After my grandmother left that guy, she decided to start trying to work. To work and make sure that her daughter was taken care of and had all the things she never had. But she didn’t do it in the way that was right.. My grandmother started dealing, committing acts of violence, carrying weapons, and more. She was the queen of some kind of mob.. But eventually it all caught up with her; she got caught up with the cops, was charged with multiple felonies, and served time in the state penitentiary. 

Part III: The Grand Finale 

By the time my mother had gotten pregnant with me, my grandmother was out of prison. She was there when I was born and she was even the person who gave me my name:  “Jeremiah.” When she saw me she was overjoyed. She said that I changed her life, that my birth gave her something to look forward to and something to live for.

That is when my grandmother had decided to flip her life around entirely. She quit the drugs, she got out of the life, she cut contact with a lot of people who didn’t give up the life, and she even became a nurse and worked in a medical office for 15 years before she had to leave due to her own health issues. But she did say that she loved helping people when she worked there, and she loved making people feel better. 
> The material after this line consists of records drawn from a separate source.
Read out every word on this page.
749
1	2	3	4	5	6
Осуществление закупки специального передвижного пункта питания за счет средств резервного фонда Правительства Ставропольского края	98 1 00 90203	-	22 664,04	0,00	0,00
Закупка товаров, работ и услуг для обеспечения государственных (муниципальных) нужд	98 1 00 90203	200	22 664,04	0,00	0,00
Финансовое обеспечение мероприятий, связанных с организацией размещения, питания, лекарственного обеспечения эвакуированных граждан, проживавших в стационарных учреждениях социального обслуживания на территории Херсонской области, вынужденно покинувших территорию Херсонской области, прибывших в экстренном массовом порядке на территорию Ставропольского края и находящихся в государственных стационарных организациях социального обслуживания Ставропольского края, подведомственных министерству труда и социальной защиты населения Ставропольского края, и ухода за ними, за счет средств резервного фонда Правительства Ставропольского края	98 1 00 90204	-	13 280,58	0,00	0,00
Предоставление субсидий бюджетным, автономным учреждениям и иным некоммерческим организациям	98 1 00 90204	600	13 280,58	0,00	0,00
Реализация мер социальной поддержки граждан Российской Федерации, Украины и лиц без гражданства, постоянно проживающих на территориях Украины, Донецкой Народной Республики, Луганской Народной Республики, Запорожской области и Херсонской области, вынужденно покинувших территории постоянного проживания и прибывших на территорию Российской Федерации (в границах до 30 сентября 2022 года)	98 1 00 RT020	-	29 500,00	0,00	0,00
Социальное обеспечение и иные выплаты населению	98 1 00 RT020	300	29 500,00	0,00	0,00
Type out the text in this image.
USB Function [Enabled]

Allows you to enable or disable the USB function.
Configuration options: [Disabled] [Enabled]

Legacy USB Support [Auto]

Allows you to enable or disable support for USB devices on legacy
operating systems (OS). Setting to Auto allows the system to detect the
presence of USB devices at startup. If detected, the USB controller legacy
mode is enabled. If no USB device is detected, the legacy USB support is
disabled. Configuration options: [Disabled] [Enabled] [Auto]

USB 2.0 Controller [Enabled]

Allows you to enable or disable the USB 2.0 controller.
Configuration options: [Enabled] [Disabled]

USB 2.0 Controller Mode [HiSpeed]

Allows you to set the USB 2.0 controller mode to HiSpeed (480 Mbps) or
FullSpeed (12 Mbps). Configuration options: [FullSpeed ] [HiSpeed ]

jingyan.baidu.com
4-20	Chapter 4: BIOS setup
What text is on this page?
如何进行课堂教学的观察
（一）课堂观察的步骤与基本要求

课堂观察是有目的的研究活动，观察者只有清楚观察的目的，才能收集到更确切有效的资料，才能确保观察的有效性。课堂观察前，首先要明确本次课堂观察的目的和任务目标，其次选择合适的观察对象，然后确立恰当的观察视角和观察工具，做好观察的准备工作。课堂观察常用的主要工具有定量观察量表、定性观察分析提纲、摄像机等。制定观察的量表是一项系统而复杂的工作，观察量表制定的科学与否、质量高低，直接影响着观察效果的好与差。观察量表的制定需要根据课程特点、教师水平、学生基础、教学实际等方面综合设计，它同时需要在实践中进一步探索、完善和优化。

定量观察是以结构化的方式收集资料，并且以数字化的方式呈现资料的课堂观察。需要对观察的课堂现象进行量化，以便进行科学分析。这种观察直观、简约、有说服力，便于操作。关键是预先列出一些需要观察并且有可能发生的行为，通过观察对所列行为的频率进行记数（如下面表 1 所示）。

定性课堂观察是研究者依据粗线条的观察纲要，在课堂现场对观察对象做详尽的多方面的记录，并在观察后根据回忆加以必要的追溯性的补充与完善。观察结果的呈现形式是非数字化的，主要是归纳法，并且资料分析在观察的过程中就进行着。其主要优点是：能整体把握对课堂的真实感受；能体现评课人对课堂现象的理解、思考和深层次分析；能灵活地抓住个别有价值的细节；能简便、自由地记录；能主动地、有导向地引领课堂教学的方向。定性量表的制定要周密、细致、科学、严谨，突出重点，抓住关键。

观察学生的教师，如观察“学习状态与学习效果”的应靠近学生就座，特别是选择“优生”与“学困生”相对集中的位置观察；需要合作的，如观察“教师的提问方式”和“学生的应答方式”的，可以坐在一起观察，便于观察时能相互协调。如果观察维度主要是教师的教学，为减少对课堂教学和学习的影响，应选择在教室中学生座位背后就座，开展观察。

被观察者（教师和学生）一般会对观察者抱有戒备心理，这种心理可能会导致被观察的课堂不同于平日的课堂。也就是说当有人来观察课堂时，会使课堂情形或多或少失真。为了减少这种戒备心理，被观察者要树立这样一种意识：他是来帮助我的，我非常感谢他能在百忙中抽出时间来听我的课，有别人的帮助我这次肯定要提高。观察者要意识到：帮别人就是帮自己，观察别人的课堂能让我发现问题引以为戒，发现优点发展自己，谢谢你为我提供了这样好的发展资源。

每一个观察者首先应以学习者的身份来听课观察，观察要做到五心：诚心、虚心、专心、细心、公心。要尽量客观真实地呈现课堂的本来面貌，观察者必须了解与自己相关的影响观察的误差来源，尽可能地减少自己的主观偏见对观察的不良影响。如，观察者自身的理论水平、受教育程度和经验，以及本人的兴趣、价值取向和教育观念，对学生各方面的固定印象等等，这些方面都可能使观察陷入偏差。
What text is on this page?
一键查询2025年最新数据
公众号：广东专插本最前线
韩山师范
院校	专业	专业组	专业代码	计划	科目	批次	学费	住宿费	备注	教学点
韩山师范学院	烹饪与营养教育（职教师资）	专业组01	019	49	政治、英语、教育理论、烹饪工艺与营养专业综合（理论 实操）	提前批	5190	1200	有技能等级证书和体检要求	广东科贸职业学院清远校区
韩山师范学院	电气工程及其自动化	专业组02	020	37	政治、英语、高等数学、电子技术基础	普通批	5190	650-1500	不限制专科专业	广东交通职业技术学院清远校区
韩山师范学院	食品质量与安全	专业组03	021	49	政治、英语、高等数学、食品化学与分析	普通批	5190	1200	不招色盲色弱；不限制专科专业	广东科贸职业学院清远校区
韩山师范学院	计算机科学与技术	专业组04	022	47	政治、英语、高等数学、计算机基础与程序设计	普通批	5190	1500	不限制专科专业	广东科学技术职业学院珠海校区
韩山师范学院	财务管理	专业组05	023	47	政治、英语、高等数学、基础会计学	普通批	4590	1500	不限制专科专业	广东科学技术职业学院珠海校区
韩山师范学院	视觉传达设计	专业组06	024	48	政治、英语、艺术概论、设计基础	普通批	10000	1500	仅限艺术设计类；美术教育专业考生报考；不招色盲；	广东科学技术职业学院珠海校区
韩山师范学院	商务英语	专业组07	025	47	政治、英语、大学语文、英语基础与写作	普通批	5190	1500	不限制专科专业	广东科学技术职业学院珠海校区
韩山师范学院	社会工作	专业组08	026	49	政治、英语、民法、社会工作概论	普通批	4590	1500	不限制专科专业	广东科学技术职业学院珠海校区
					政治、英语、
As of right now, my grandmother is out of work, but she still gets aid from the government. She spends most of her time reading, cooking, watching TV, or helping my little sister with her homework. But overall my grandmother did succeed in making me proud of her, and she did push me very hard to succeed in school because she wanted me to “be somebody,” as she calls it. Not only did she want to help me, but she also wanted to help people in our community at Comp Sci High, so she has a few lessons that she would like to relay to the students here.

  1. To the young men: if you are in a relationship with a young woman, treat them right. Don’t ever lay a hand on them, don’t ever curse them out, don’t ever cause them any harm.

  2. To the young women: if you are in a relationship where someone is causing you harm, then it is okay to leave, because someone who's in a relationship with you is supposed to love you and harm is not love.

  3. Stay out of the streets, as you’ll either end up dead, in prison, or dealing with the mental and emotional consequences for the rest of your life.